Take the Tour

Wednesday, November 3, 2021

Movie Reviews for Writers: Shortcut to Happiness


Remember "The Devil and Daniel Webster"? Do you remember the part where Daniel Webster takes over a publishing house and helps a writer who sold his soul to the devil, played by a particularly minx-ish Jennifer Love Hewitt? No? Me neither. 

Still, this "inspired by" story has a lot to say about both the desires of writers and learning to be satisfied with one's lot in life. And about the longing to be remembered. 

Jabez Stone (Alex Baldwin), jealous of the success of a fellow writer and in the middle of one of the worst days of his (or anyone's) life, offers his eternal soul for happiness and success. Of course, the sultry and ever vigilant Satan (Hewitt) shows up at his door with the answer to all his problems and masterfully twists his wishes in classic Faustian style. 

When she first asks Jabez what he wants from life, he answers from the heart:

Jabez: I want to write great books that last.

Devil: I can't help you with that. That's a matter of talent.

Can you identify with that? I certainly can. I've long said that my goal as a writer is to write stories that are studied by future generations. I too want to write stories that last, stories that matter, stories that outlive me to keep me alive (in a sense). And I have a feeling I'm not alone in that. 

Of course when the Devil (through the business of publishing books) gets a hold of his goal, she turns his definition of success into something more measurable in dollars and sales and lifestyle achieved. She twists "books that last" into "achieving celebrity through writing." 

Devil: You want to be a success.

Jabez: Yes! (excitedly)

Devil: Your want to be a success so you can write great books and people will appreciate your talents,  is that right?
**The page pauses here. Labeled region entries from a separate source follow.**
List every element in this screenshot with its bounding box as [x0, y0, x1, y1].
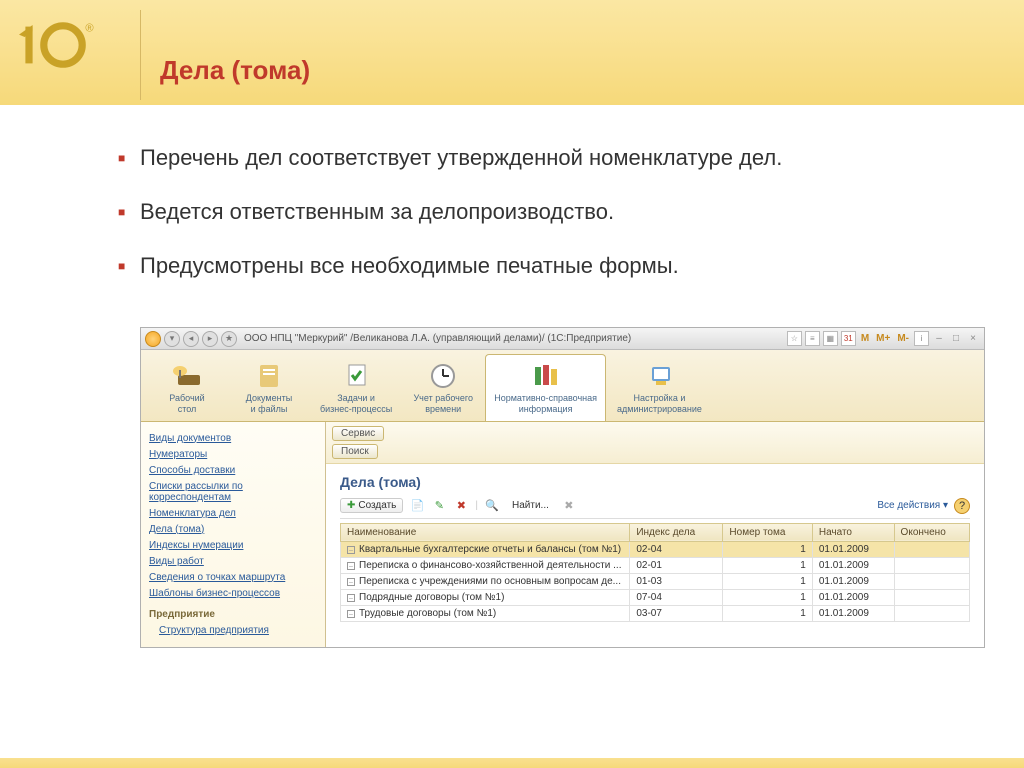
toolbar: Создать 📄 ✎ ✖ | 🔍 Найти... ✖ Все действи…: [340, 498, 970, 519]
tab-label: Нормативно-справочнаяинформация: [494, 393, 597, 415]
column-header[interactable]: Индекс дела: [630, 523, 723, 541]
tab-label: Учет рабочеговремени: [412, 393, 474, 415]
sidebar-link[interactable]: Виды работ: [149, 556, 317, 567]
table-row[interactable]: –Переписка о финансово-хозяйственной дея…: [341, 557, 970, 573]
tab-label: Документыи файлы: [238, 393, 300, 415]
column-header[interactable]: Номер тома: [723, 523, 812, 541]
clear-icon[interactable]: ✖: [561, 498, 577, 514]
search-icon[interactable]: 🔍: [484, 498, 500, 514]
dropdown-icon[interactable]: ▾: [164, 331, 180, 347]
titlebar: ▾ ◂ ▸ ★ ООО НПЦ "Меркурий" /Великанова Л…: [141, 328, 984, 350]
m-plus-button[interactable]: M+: [874, 333, 892, 344]
footer-stripe: [0, 758, 1024, 768]
search-button[interactable]: Поиск: [332, 444, 378, 459]
bullet-list: Перечень дел соответствует утвержденной …: [0, 105, 1024, 327]
sidebar-link[interactable]: Шаблоны бизнес-процессов: [149, 588, 317, 599]
app-menu-icon[interactable]: [145, 331, 161, 347]
header-divider: [140, 10, 141, 100]
maximize-icon[interactable]: □: [949, 332, 963, 346]
edit-icon[interactable]: ✎: [431, 498, 447, 514]
tab-reference[interactable]: Нормативно-справочнаяинформация: [485, 354, 606, 421]
bullet-item: Перечень дел соответствует утвержденной …: [140, 145, 994, 171]
create-button[interactable]: Создать: [340, 498, 403, 513]
sidebar-group: Предприятие: [149, 609, 317, 620]
history-icon[interactable]: ≡: [805, 331, 820, 346]
back-icon[interactable]: ◂: [183, 331, 199, 347]
data-grid: Наименование Индекс дела Номер тома Нача…: [340, 523, 970, 622]
service-bar: Сервис Поиск: [326, 422, 984, 464]
slide-title: Дела (тома): [160, 55, 310, 86]
tab-tasks[interactable]: Задачи ибизнес-процессы: [311, 354, 401, 421]
row-icon: –: [347, 578, 355, 586]
all-actions-button[interactable]: Все действия ▾: [877, 500, 948, 511]
tab-label: Рабочийстол: [156, 393, 218, 415]
row-icon: –: [347, 594, 355, 602]
tab-documents[interactable]: Документыи файлы: [229, 354, 309, 421]
sidebar-link[interactable]: Виды документов: [149, 433, 317, 444]
minimize-icon[interactable]: –: [932, 332, 946, 346]
calc-icon[interactable]: ▦: [823, 331, 838, 346]
tab-label: Задачи ибизнес-процессы: [320, 393, 392, 415]
sidebar-link[interactable]: Индексы нумерации: [149, 540, 317, 551]
service-button[interactable]: Сервис: [332, 426, 384, 441]
svg-text:®: ®: [85, 22, 94, 34]
sidebar-link[interactable]: Номенклатура дел: [149, 508, 317, 519]
table-row[interactable]: –Подрядные договоры (том №1) 07-04101.01…: [341, 589, 970, 605]
tab-desktop[interactable]: Рабочийстол: [147, 354, 227, 421]
panel-title: Дела (тома): [340, 474, 970, 490]
favorite-icon[interactable]: ☆: [787, 331, 802, 346]
table-row[interactable]: –Трудовые договоры (том №1) 03-07101.01.…: [341, 605, 970, 621]
calendar-icon[interactable]: 31: [841, 331, 856, 346]
copy-icon[interactable]: 📄: [409, 498, 425, 514]
column-header[interactable]: Окончено: [894, 523, 969, 541]
delete-icon[interactable]: ✖: [453, 498, 469, 514]
sidebar-link[interactable]: Структура предприятия: [149, 625, 317, 636]
tab-label: Настройка иадминистрирование: [617, 393, 702, 415]
m-button[interactable]: M: [859, 333, 871, 344]
sidebar-link[interactable]: Нумераторы: [149, 449, 317, 460]
logo-1c: ®: [15, 15, 95, 80]
tab-time[interactable]: Учет рабочеговремени: [403, 354, 483, 421]
info-icon[interactable]: i: [914, 331, 929, 346]
bullet-item: Ведется ответственным за делопроизводств…: [140, 199, 994, 225]
forward-icon[interactable]: ▸: [202, 331, 218, 347]
sidebar-link[interactable]: Списки рассылки по корреспондентам: [149, 481, 317, 503]
row-icon: –: [347, 546, 355, 554]
slide-header: ® Дела (тома): [0, 0, 1024, 105]
m-minus-button[interactable]: M-: [895, 333, 911, 344]
sidebar-link[interactable]: Сведения о точках маршрута: [149, 572, 317, 583]
tab-admin[interactable]: Настройка иадминистрирование: [608, 354, 711, 421]
app-screenshot: ▾ ◂ ▸ ★ ООО НПЦ "Меркурий" /Великанова Л…: [140, 327, 985, 648]
sidebar-link[interactable]: Дела (тома): [149, 524, 317, 535]
column-header[interactable]: Наименование: [341, 523, 630, 541]
sidebar-link[interactable]: Способы доставки: [149, 465, 317, 476]
star-icon[interactable]: ★: [221, 331, 237, 347]
row-icon: –: [347, 562, 355, 570]
table-row[interactable]: –Переписка с учреждениями по основным во…: [341, 573, 970, 589]
help-icon[interactable]: ?: [954, 498, 970, 514]
row-icon: –: [347, 610, 355, 618]
column-header[interactable]: Начато: [812, 523, 894, 541]
find-button[interactable]: Найти...: [506, 499, 555, 512]
sidebar: Виды документов Нумераторы Способы доста…: [141, 422, 326, 647]
close-icon[interactable]: ×: [966, 332, 980, 346]
section-tabs: Рабочийстол Документыи файлы Задачи ибиз…: [141, 350, 984, 422]
window-title: ООО НПЦ "Меркурий" /Великанова Л.А. (упр…: [240, 333, 787, 344]
bullet-item: Предусмотрены все необходимые печатные ф…: [140, 253, 994, 279]
table-row[interactable]: –Квартальные бухгалтерские отчеты и бала…: [341, 541, 970, 557]
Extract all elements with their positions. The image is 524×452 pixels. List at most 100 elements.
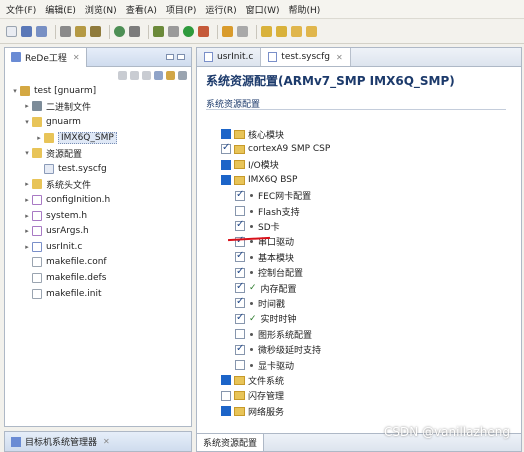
- prev-annotation-icon[interactable]: [276, 26, 287, 37]
- target-icon[interactable]: [114, 26, 125, 37]
- back-icon[interactable]: [291, 26, 302, 37]
- tab-test-syscfg[interactable]: test.syscfg ✕: [261, 48, 351, 66]
- config-checkbox[interactable]: [235, 206, 245, 216]
- target-manager-tab[interactable]: 目标机系统管理器 ✕: [4, 431, 192, 452]
- config-item[interactable]: SD卡: [235, 219, 280, 233]
- run-icon[interactable]: [183, 26, 194, 37]
- config-item[interactable]: FEC网卡配置: [235, 189, 311, 203]
- expand-arrow-icon[interactable]: ▸: [23, 212, 31, 220]
- config-item[interactable]: ✓实时时钟: [235, 312, 297, 326]
- view-menu-icon[interactable]: [178, 70, 187, 80]
- menu-project[interactable]: 项目(P): [166, 3, 196, 16]
- config-item[interactable]: 文件系统: [221, 373, 284, 387]
- expand-arrow-icon[interactable]: ▾: [11, 87, 19, 95]
- config-item[interactable]: ✓内存配置: [235, 281, 297, 295]
- config-item[interactable]: 显卡驱动: [235, 358, 294, 372]
- config-item[interactable]: Flash支持: [235, 204, 300, 218]
- config-item[interactable]: 闪存管理: [221, 389, 284, 403]
- next-annotation-icon[interactable]: [261, 26, 272, 37]
- tree-item[interactable]: ▸ 二进制文件: [5, 99, 191, 115]
- menu-help[interactable]: 帮助(H): [289, 3, 321, 16]
- expand-arrow-icon[interactable]: ▸: [23, 196, 31, 204]
- minimize-icon[interactable]: [166, 54, 174, 60]
- build-icon[interactable]: [75, 26, 86, 37]
- tree-item[interactable]: ▸ usrInit.c: [5, 239, 191, 255]
- home-icon[interactable]: [142, 70, 151, 80]
- back-nav-icon[interactable]: [118, 70, 127, 80]
- brush-icon[interactable]: [222, 26, 233, 37]
- debug-icon[interactable]: [153, 26, 164, 37]
- expand-arrow-icon[interactable]: ▸: [23, 102, 31, 110]
- settings-icon[interactable]: [129, 26, 140, 37]
- tree-item[interactable]: ▸ IMX6Q_SMP: [5, 130, 191, 146]
- build-all-icon[interactable]: [90, 26, 101, 37]
- tree-item[interactable]: test.syscfg: [5, 161, 191, 177]
- tree-item[interactable]: makefile.init: [5, 286, 191, 302]
- tree-item[interactable]: makefile.conf: [5, 255, 191, 271]
- config-item[interactable]: 基本模块: [235, 250, 294, 264]
- expand-arrow-icon[interactable]: ▸: [23, 243, 31, 251]
- maximize-icon[interactable]: [177, 54, 185, 60]
- config-checkbox[interactable]: [235, 296, 245, 309]
- config-item[interactable]: 时间戳: [235, 296, 285, 310]
- tree-item[interactable]: ▾ test [gnuarm]: [5, 83, 191, 99]
- config-checkbox[interactable]: [221, 390, 231, 401]
- tree-item[interactable]: ▸ system.h: [5, 208, 191, 224]
- expand-arrow-icon[interactable]: ▸: [35, 134, 43, 142]
- expand-arrow-icon[interactable]: ▸: [23, 227, 31, 235]
- config-item[interactable]: 控制台配置: [235, 266, 303, 280]
- tab-system-resource-config[interactable]: 系统资源配置: [197, 434, 265, 451]
- config-checkbox[interactable]: [235, 219, 245, 232]
- config-item[interactable]: 核心模块: [221, 127, 284, 141]
- menu-run[interactable]: 运行(R): [205, 3, 236, 16]
- config-checkbox[interactable]: [221, 159, 231, 170]
- external-tools-icon[interactable]: [198, 26, 209, 37]
- menu-edit[interactable]: 编辑(E): [45, 3, 76, 16]
- expand-arrow-icon[interactable]: ▾: [23, 118, 31, 126]
- config-item[interactable]: 微秒级延时支持: [235, 343, 321, 357]
- menu-navigate[interactable]: 浏览(N): [85, 3, 117, 16]
- tree-item[interactable]: ▾ 资源配置: [5, 145, 191, 161]
- tab-usrinit-c[interactable]: usrInit.c: [197, 48, 262, 66]
- save-icon[interactable]: [21, 26, 32, 37]
- close-icon[interactable]: ✕: [103, 437, 110, 446]
- config-item[interactable]: IMX6Q BSP: [221, 173, 297, 187]
- config-item[interactable]: 图形系统配置: [235, 327, 312, 341]
- save-all-icon[interactable]: [36, 26, 47, 37]
- tree-item[interactable]: ▸ configInition.h: [5, 192, 191, 208]
- menu-window[interactable]: 窗口(W): [246, 3, 280, 16]
- config-checkbox[interactable]: [235, 312, 245, 324]
- forward-nav-icon[interactable]: [130, 70, 139, 80]
- expand-arrow-icon[interactable]: ▾: [23, 149, 31, 157]
- config-checkbox[interactable]: [235, 266, 245, 278]
- tree-item[interactable]: ▾ gnuarm: [5, 114, 191, 130]
- expand-arrow-icon[interactable]: ▸: [23, 180, 31, 188]
- menu-file[interactable]: 文件(F): [6, 3, 36, 16]
- new-icon[interactable]: [6, 26, 17, 37]
- collapse-all-icon[interactable]: [154, 70, 163, 80]
- config-item[interactable]: 网络服务: [221, 404, 284, 418]
- project-explorer-tab[interactable]: ReDe工程 ✕: [5, 47, 87, 67]
- pin-icon[interactable]: [237, 26, 248, 37]
- profile-icon[interactable]: [168, 26, 179, 37]
- config-checkbox[interactable]: [221, 142, 231, 155]
- close-icon[interactable]: ✕: [73, 53, 80, 62]
- tree-item[interactable]: ▸ 系统头文件: [5, 177, 191, 193]
- config-checkbox[interactable]: [235, 360, 245, 370]
- config-checkbox[interactable]: [221, 175, 231, 186]
- config-checkbox[interactable]: [235, 343, 245, 355]
- config-checkbox[interactable]: [235, 250, 245, 263]
- config-checkbox[interactable]: [221, 129, 231, 139]
- menu-search[interactable]: 查看(A): [126, 3, 157, 16]
- close-icon[interactable]: ✕: [336, 53, 343, 62]
- config-checkbox[interactable]: [235, 281, 245, 293]
- print-icon[interactable]: [60, 26, 71, 37]
- forward-icon[interactable]: [306, 26, 317, 37]
- config-checkbox[interactable]: [221, 406, 231, 417]
- tree-item[interactable]: ▸ usrArgs.h: [5, 223, 191, 239]
- config-checkbox[interactable]: [221, 375, 231, 386]
- config-item[interactable]: I/O模块: [221, 158, 279, 172]
- config-item[interactable]: cortexA9 SMP CSP: [221, 142, 330, 156]
- config-checkbox[interactable]: [235, 189, 245, 201]
- config-checkbox[interactable]: [235, 329, 245, 340]
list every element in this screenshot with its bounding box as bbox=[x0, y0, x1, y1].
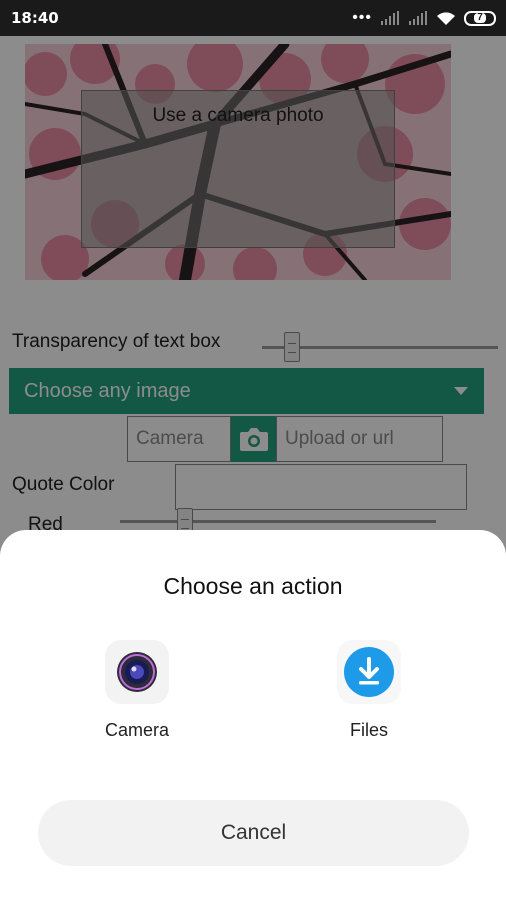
download-files-icon bbox=[344, 647, 394, 697]
camera-action-label: Camera bbox=[104, 720, 170, 740]
action-sheet: Choose an action Camera Files Cancel bbox=[0, 530, 506, 900]
wifi-icon bbox=[437, 11, 455, 25]
status-icons: ••• 7 bbox=[352, 9, 496, 27]
files-action[interactable]: Files bbox=[299, 640, 439, 750]
signal-icon bbox=[381, 11, 399, 25]
status-bar: 18:40 ••• 7 bbox=[0, 0, 506, 36]
files-app-icon bbox=[337, 640, 401, 704]
more-notifications-icon: ••• bbox=[352, 9, 372, 26]
battery-icon: 7 bbox=[464, 10, 496, 26]
sheet-title: Choose an action bbox=[163, 573, 343, 599]
signal-icon-2 bbox=[409, 11, 427, 25]
camera-action[interactable]: Camera bbox=[67, 640, 207, 750]
battery-level: 7 bbox=[474, 13, 486, 23]
cancel-button[interactable]: Cancel bbox=[38, 800, 469, 866]
files-action-label: Files bbox=[349, 720, 388, 740]
camera-app-icon bbox=[105, 640, 169, 704]
status-time: 18:40 bbox=[11, 9, 59, 27]
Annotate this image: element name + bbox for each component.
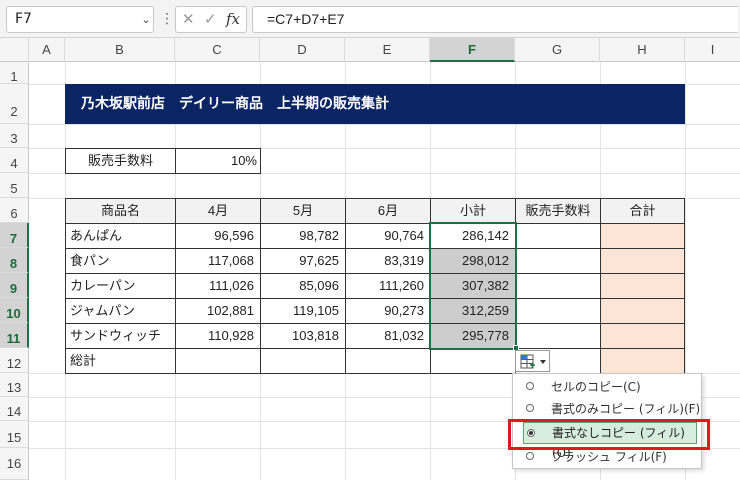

Jabez: Yes. (less excitedly)

Devil: Then you've come to the right person. 

And she lives up to her bargain. Jabez gets a huge book deal, a hefty advance, a new apartment, women wanting him... but he isn't happy with his work. He knows it's crap, but the publisher keeps him so busy with publicity and constantly changes his work to make it more commercial and his ideal dream of success falls away to feed the machine. His work isn't recognized by critics, nor are the films received well at all -- outside of the box office. Money isn't the problem. 

The problem is that (pardon my use of the business cliches) his cheese moved, or his goalpost shifted. 

He's so busy keeping up a writer's persona that he can't write the kind of stuff that he dreamed of having stick around to be his legacy. 

When he confronts the Devil about that, she quickly corrects him, reminding him that, "You're successful, aren't you?" He nods, and gives a less than enthusiastic response, to which she replies, "This is not some fantasy where you sit in a rocking chair and write essays about the human condition."

But that's what he wanted all along. To matter to readers, not to matter to the machine. 

I won't spoil the whys but suffice it to say that later in the film, Daniel Webster (played by the brilliant Anthony Hopkins) defends Jabez's original dream in front of a jury of writers that includes Jacqueline Suzanne, Ernest Hemingway, Truman Capote, Mario Puzo, Oscar Wilde, and other famous writers. 

What he says in that defense perhaps matters most of all to us as writers:

But when Mr. Stone came to her, or rather when she came to Mr. Stone, what my client really wanted was readers. He wanted people to read what he wrote. He's a writer oh, that's what writers want. An audience, an audience for his words, for his vision, for his truth, if you will.

Read that again. If it doesn't hit home for you, then maybe you're just feeding the machine too (whichever level of machine you write for). 

Then, to drive the point home, Webster adds: "It's good to have someone around to remind us."

Agreed. 

One other point I want to mention from this cool flick. We all need a Mike in our lives. 

Before his deal with the Devil, Jabez was friends with a group of writers who were all struggling for that first sale to a publishing house. Among that group of friends is a guy named Mike. Unfortunately, that relationship between Mike and Jabez doesn't fare too well in the midst of all the business and success Jabez experiences. 

When accepting an award for his latest novel, Jabez interrupts his acceptance speech to indulge his regrets instead. 

When I was younger he was the first guy I'd show my stuff to. Mike was a tough critic. He had a great bullshit detector. But when he liked something, well, that was a good day.

When he lost Mike, he lost his way. When he lost his soul, he lost the very thing that drove his writing to be something other than "shit." It's a lesson he learned too late -- quite often the success we think we want isn't the success we really want.